Novelist, poet, critic, human rights advocate Marjorie Agosin to speak at Ursuline April 11
February 15, 2017
In celebration of Women’s History Month, Ursuline College will host Chilean writer, critic and human rights activist Marjorie Agosín for a free, public lunchtime lecture on April 11, from 11:30 a.m. until 1:00 p.m. in the College’s Mullen Commuter Lounge (in the Mullen Building).
Those planning to attend should RSVP to Jackie Amos at email@example.com or 440-646-8110. Guests are invited to bring their own lunches; dessert and coffee will be provided.
Agosín will read from her works, I Lived on Butterfly Hill, Of Earth and Sea, Harbors of Light,
and The White Islands (Las islas blancas
) as she considers the important role of women as keepers of memories, of lost languages, and of lost communities. In her writing, it is women who keep these communal remembrances alive, serving as the central figures in the struggle for human rights. She will touch upon the themes of exile and dictatorship, of the Ladino (Judeo-Spanish) language, of family secrets, and of the power of poetry and literature. Her presentation will conclude with chance for an open discussion and Q&A.
Agosín was raised in Chile, the daughter of Jewish parents who fled Chile for the United States prior to the coup that installed Augusto Pinochet as dictator in 1973. In both her scholarship and her creative work, Agosín focuses on social justice, feminism, and remembrance. She has been recognized by the government of Chile with the Gabriela Mistral Medal of Honor and nominated for the Neustadt Prize for World Literature in 2003 and 2005. In 1998 she was honored by the United Nations for her human rights work. Her writings about, and humanitarian work for, women in Chile have been the focus of feature articles in The New York Times, The Christian Science Monitor, and Ms. Magazine.

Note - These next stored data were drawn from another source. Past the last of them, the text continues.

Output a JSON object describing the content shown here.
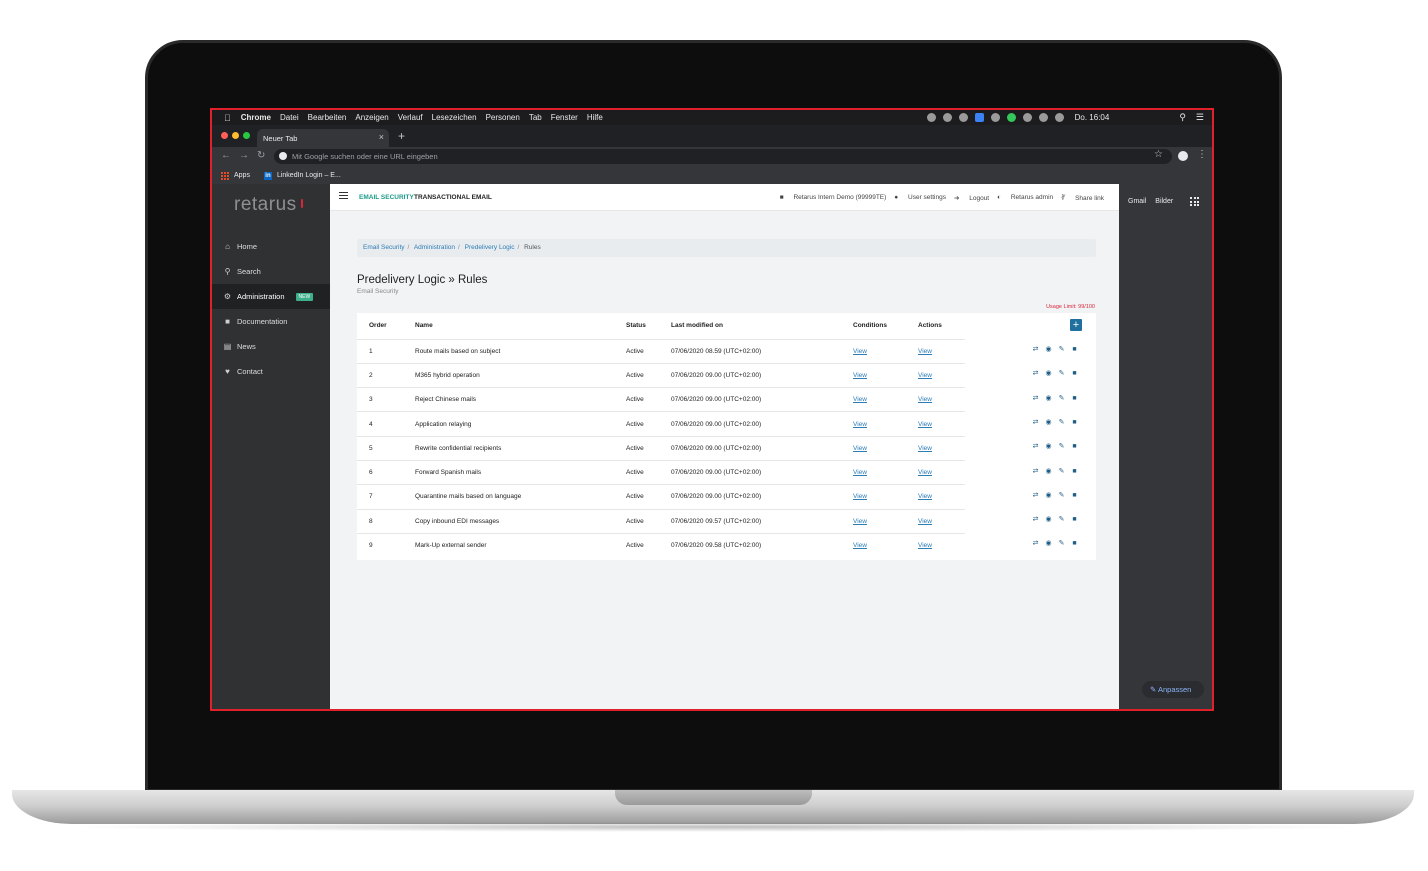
{
  "menubar": {
    "app": "Chrome",
    "items": [
      "Datei",
      "Bearbeiten",
      "Anzeigen",
      "Verlauf",
      "Lesezeichen",
      "Personen",
      "Tab",
      "Fenster",
      "Hilfe"
    ],
    "clock": "Do. 16:04"
  },
  "browser": {
    "tab_title": "Neuer Tab",
    "omnibox_placeholder": "Mit Google suchen oder eine URL eingeben",
    "bookmarks": [
      "Apps",
      "LinkedIn Login – E..."
    ]
  },
  "sidebar": {
    "logo": "retarus",
    "items": [
      {
        "label": "Home",
        "icon": "home-icon"
      },
      {
        "label": "Search",
        "icon": "search-icon"
      },
      {
        "label": "Administration",
        "icon": "gears-icon",
        "badge": "NEW",
        "active": true
      },
      {
        "label": "Documentation",
        "icon": "book-icon"
      },
      {
        "label": "News",
        "icon": "newspaper-icon"
      },
      {
        "label": "Contact",
        "icon": "handshake-icon"
      }
    ]
  },
  "topbar": {
    "tabs": [
      "EMAIL SECURITY",
      "TRANSACTIONAL EMAIL"
    ],
    "right": [
      "Retarus Intern Demo (99999TE)",
      "User settings",
      "Logout",
      "Retarus admin",
      "Share link"
    ]
  },
  "breadcrumb": [
    "Email Security",
    "Administration",
    "Predelivery Logic",
    "Rules"
  ],
  "page": {
    "title": "Predelivery Logic » Rules",
    "subtitle": "Email Security",
    "usage": "Usage Limit: 99/100"
  },
  "table": {
    "headers": [
      "Order",
      "Name",
      "Status",
      "Last modified on",
      "Conditions",
      "Actions"
    ],
    "rows": [
      {
        "order": "1",
        "name": "Route mails based on subject",
        "status": "Active",
        "modified": "07/06/2020 08.59 (UTC+02:00)",
        "conditions": "View",
        "actions": "View"
      },
      {
        "order": "2",
        "name": "M365 hybrid operation",
        "status": "Active",
        "modified": "07/06/2020 09.00 (UTC+02:00)",
        "conditions": "View",
        "actions": "View"
      },
      {
        "order": "3",
        "name": "Reject Chinese mails",
        "status": "Active",
        "modified": "07/06/2020 09.00 (UTC+02:00)",
        "conditions": "View",
        "actions": "View"
      },
      {
        "order": "4",
        "name": "Application relaying",
        "status": "Active",
        "modified": "07/06/2020 09.00 (UTC+02:00)",
        "conditions": "View",
        "actions": "View"
      },
      {
        "order": "5",
        "name": "Rewrite confidential recipients",
        "status": "Active",
        "modified": "07/06/2020 09.00 (UTC+02:00)",
        "conditions": "View",
        "actions": "View"
      },
      {
        "order": "6",
        "name": "Forward Spanish mails",
        "status": "Active",
        "modified": "07/06/2020 09.00 (UTC+02:00)",
        "conditions": "View",
        "actions": "View"
      },
      {
        "order": "7",
        "name": "Quarantine mails based on language",
        "status": "Active",
        "modified": "07/06/2020 09.00 (UTC+02:00)",
        "conditions": "View",
        "actions": "View"
      },
      {
        "order": "8",
        "name": "Copy inbound EDI messages",
        "status": "Active",
        "modified": "07/06/2020 09.57 (UTC+02:00)",
        "conditions": "View",
        "actions": "View"
      },
      {
        "order": "9",
        "name": "Mark-Up external sender",
        "status": "Active",
        "modified": "07/06/2020 09.58 (UTC+02:00)",
        "conditions": "View",
        "actions": "View"
      }
    ]
  },
  "right_panel": {
    "links": [
      "Gmail",
      "Bilder"
    ],
    "customize": "Anpassen"
  },
  "colors": {
    "accent": "#1c9a8a",
    "link": "#2c7cb5",
    "brand_red": "#d9263a",
    "highlight_border": "#e0202a"
  }
}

She earned a BA from the University of Georgia and an MA and Ph.D. from Indiana University. She is a professor of Spanish language and Latin American literature at Wellesley College and the author of numerous works of poetry, fiction, and literary criticism. Her books include “I Lived on Butterfly Hill” (2014), “The Light of Desire” (2010), “Of Earth and Sea: A Chilean Memoir” (2009), “Always from Somewhere Else: A Memoir of my Chilean Jewish Father” (2000), and “An Absence of Shadows” (1998).
Agosín’s visit is sponsored by the Ursuline Studies Program, a required series of writing-intensive interdisciplinary courses that serves as the liberal arts core of an Ursuline education. The program is the first of its kind in the country to specifically focus on the ways in which women learn.
“We are delighted that Marjorie Agosín will be speaking at Ursuline College,” said Mary Frances Pipino, Ph.D., director of the Ursuline Studies Program. “Throughout her distinguished career, Dr. Agosín has used her voice to promote social justice. She embodies the values we seek to instill in our students.”
Agosín’s lecture is co-sponsored by Literary Cleveland, a Northeast Ohio non-profit, committed to creating a strong community of readers and writers in Cleveland through workshops, classes, readings and other events.
Her biographical statement on the Wellesley College website reads: “My creative work is inspired by the theme of social justice as well as the pursuit of remembrance and the memorialization of traumatic historical events both in the Americas and in Europe. I have written about the holocaust through the portrayal of Anne Frank as well as about the history of Bosnian women during the siege of Sarajevo. I have also researched and written about the role of women in Latin America during authoritarian regimes in the seventies and eighties.”